Можно сказать, что правовой принцип, неважно, определяется он исторически или теоретически, обращается прежде всего к суверену и к тому, что он может сделать, как своего рода ограничение: ты не преступишь этой черты, ты не перешагнешь через это право, ты не нарушишь эту основополагающую свободу. Правовой принцип уравновешивает в эту эпоху государственные интересы как внешний принцип. Как видите, он появляется во времена критики правительственных интересов. Эта критика правительственных интересов, или критика изнутри правительственных интересов, отныне, очевидно, не обращается вокруг вопроса об узурпации и легитимности суверена. Отныне она не имеет уголовного характера, какой имело публичное право XVI и XVII вв., когда говорили: если суверен преступит этот закон, он должен быть наказан за свое беззаконие. Для критики правительственных интересов речь идет о том, чтобы управлять не слишком много.10 Теперь выступают не против злоупотреблений суверенитетом, но против излишнего управления. И рациональность практики управления теперь измеряется чрезмерностью управления или, во всяком случае, указанием на то, что для правления чрезмерно.
Итак, эта трансформация, как мне представляется, лежит в основании отношений между правом и практикой управления; появление этого внутреннего ограничения правительственных интересов, как я сказал, прежде чем дать его абстрактную характеристику, в общих чертах обнаруживается в середине XVIII в. Что позволило ему появиться, как это произошло? Конечно, стоило бы принять в расчет (и к этому я впоследствии вернусь, хотя бы отчасти) всю трансформацию в целом, но сегодня я хотел бы подробнее обозначить, что за интеллектуальный инструмент, что за форма исчисления и рациональности сделала возможным самоограничение правительственных интересов, сама став объектом бесконечных трансакций.
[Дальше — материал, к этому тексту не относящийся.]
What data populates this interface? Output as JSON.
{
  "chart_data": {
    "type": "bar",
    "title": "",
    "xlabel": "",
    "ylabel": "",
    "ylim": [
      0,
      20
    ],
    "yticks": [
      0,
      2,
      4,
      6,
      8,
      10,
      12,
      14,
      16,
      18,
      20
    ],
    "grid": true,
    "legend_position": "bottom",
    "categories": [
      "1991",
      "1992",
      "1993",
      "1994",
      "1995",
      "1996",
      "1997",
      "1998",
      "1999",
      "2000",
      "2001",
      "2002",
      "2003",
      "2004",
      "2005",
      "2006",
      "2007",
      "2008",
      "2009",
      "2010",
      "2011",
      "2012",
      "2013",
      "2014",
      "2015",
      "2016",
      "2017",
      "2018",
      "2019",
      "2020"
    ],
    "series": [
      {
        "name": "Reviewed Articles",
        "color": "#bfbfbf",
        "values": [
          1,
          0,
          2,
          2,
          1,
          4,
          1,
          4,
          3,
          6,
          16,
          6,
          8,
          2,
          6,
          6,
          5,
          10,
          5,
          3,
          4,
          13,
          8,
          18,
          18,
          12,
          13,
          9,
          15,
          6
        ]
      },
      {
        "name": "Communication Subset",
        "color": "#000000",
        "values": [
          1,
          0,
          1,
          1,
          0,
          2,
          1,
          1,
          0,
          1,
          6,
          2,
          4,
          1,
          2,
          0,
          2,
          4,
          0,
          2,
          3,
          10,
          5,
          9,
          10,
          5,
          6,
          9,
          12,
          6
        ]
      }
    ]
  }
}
Итак, еще раз скажем, что этот интеллектуальный инструмент, тип исчисления, форма рациональности, позволившая правительственным интересам самоограничиться, не является правом. Что появляется начиная с середины XVIII в.? Очевидно, это политическая экономия.
«Политическая экономия» — сама двусмысленность этого выражения и его звучание в ту эпоху указывают на то, что под этим подразумевалось по сути, поскольку очевидно, что между 1750-м и 1810-1820-м гг. выражение «политическая экономия» перемещалось между различными семантическими полями. С недавнего времени это выражение предполагает нацеленность на некий анализ, строго ограниченный производством и обращением богатств. Однако под «политической экономией» в более широком и более практическом смысле понимается также всякий метод правительства, позволяющий обеспечить благосостояние нации. И наконец, политическая экономия — это выражение использовал Руссо в своей замечательной статье «Политическая экономия» в Энциклопедии11 — так вот, политическая экономия — это что-то вроде общей рефлексии об организации, распределении и ограничении властей в обществе. Политическая экономия, как мне представляется, есть в своем основании то, что позволило утвердить самоограничение правительственных интересов.